Africa Watch – A loose pin

31st October 2022

11 leaders from Central Africa gathered in the capital of the Democratic Republic of Congo on Tuesday to discuss the “process of political transition in Chad”. According to a government official, the meeting in Kinshasa comes days after clashes between Chadian police and protestors in which 50 people died, including a dozen members of the security forces.

“The political crisis, which we believe to be engaged in the voice of its resolution, is unfortunately revived. This consensus seems to be shattering, and the street has resumed speaking loudly; death of men by the dozen. And the challenge to be met is major because it is now a matter of putting the transition back on track with the Chadian people, taking into account both their aspirations and the values and ideals of the African Union and the Economic Community of Central African States (ECCAS)”, said Félix Tshisekedi, the President of the DRC and ECCAS.

Hundreds of demonstrators had turned out last week to mark the date when the military had initially promised to hand over power — a spell extended for another two years. The clashes took place after the extension of the “transition” for two years, which was supposed to end on the day of the protests.

Currency union effects for members of the Economic Community of Central African States (ECCAS). Fourie, J & Santana Gallego, M. (2022). Measuring the gains from currency union membership in southern Africa.

This bears watching as the actions of the ECCAS will chart a course of stability or instability for a region that has not been traditionally stable. Of the 11 countries in the grouping, Angola, Congo Brazzaville and Rwanda, their governance challenges notwithstanding, are the most stable and forward-looking. This is something that the other countries want to emulate, and for all its flaws, the DRC, as an example, may finally be on the right track towards building a sustainable democracy and a state that brings peace to its region. Such an outcome would be beneficial not just to the DRC but to ECCAS and Africa as a whole.

The budding instability in Chad threatens this.

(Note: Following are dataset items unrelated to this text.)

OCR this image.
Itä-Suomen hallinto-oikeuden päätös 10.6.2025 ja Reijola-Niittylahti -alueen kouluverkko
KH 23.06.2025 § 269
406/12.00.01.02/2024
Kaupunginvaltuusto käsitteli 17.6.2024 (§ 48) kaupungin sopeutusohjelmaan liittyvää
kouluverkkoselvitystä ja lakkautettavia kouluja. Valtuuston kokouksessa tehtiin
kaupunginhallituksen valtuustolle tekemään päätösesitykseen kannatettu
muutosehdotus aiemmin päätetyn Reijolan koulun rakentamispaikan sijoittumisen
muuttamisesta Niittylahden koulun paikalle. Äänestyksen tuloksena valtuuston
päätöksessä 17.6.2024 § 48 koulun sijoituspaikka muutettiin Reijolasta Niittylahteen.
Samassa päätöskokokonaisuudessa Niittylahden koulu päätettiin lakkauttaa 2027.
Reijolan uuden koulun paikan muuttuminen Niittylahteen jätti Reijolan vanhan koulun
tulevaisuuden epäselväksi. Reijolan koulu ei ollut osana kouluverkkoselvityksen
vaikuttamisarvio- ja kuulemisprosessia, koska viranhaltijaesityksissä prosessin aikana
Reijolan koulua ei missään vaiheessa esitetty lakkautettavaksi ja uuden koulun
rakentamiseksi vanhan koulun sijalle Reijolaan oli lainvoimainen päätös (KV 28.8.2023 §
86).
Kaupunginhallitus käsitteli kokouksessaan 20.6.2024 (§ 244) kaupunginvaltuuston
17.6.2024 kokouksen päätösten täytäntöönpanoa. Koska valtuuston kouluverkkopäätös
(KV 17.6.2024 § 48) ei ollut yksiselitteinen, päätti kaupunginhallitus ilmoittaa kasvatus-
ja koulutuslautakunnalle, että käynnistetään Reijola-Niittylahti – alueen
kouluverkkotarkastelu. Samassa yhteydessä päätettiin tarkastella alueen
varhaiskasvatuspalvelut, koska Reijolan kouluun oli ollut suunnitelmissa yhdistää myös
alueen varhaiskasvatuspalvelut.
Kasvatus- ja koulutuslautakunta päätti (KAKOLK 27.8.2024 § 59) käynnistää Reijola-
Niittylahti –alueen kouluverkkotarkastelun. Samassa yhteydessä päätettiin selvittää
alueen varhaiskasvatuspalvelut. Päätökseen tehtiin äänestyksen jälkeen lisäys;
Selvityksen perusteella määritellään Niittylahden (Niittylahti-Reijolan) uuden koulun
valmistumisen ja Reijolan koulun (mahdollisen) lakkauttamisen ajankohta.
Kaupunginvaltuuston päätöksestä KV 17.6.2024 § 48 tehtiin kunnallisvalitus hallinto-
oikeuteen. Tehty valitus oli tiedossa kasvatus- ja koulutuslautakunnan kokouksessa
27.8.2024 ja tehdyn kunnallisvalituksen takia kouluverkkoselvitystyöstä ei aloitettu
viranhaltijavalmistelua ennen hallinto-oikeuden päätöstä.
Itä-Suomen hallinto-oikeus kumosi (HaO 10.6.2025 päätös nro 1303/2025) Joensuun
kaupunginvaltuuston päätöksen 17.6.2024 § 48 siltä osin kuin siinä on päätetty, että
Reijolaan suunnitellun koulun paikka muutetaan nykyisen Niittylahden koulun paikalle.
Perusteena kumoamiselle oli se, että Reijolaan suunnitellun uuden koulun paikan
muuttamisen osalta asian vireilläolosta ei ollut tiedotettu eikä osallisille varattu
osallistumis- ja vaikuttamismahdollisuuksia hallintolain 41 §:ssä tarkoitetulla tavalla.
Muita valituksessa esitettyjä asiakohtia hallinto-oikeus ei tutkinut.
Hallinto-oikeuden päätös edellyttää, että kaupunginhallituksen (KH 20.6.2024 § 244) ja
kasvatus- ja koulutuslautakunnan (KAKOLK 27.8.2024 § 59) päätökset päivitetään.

Coups are contagious, as seen next door in the ECOWAS bloc. Given that there are multiple conflicts in a geographically contiguous arc that includes southern Libya, Chad, the northern and western reaches of Cameroon, Darfur in Sudan, the northern Central African Republic and the eastern DRC, there is the potential that ‘proactive’ officers getting ideas can recreate, spread and suck in 160 million people into a vortex of instability of the kind that held sway in this part of the continent in the 1980s and 1990s.

Thus, ECCAS will have to be firmer with Mr Deby. There is no other choice. However, the question remains as to what sort of political transition the ECCAS can pressure Mr Deby to accept. Potential regional power brokers are hobbled with legitimacy concerns of their own – having acquired power in flawed and controversial elections and superintending over governance systems characterised by shrinking civic freedoms and crackdowns on opposition parties and politicians that do not meet the minimum standards for functioning democracies. This situation was precisely the sort of democracy that Chad had under Idris Deby. Mahamat Deby could be well within his rights to ask regional leaders why they seek to preach to the choir when all he does is aspire to join their club.

Neighbouring West Africa, with much more robust (but flawed by Western standards) democratic traditions and institutions, has struggled to rein in recalcitrant members such as Burkina Faso, Guinea and Mali who are veering off the rails of representative governance. The prospects are worsening for a Central Africa scarred by conflict, pock-marked by economic deprivation and hobbled by a deficit of sound leadership.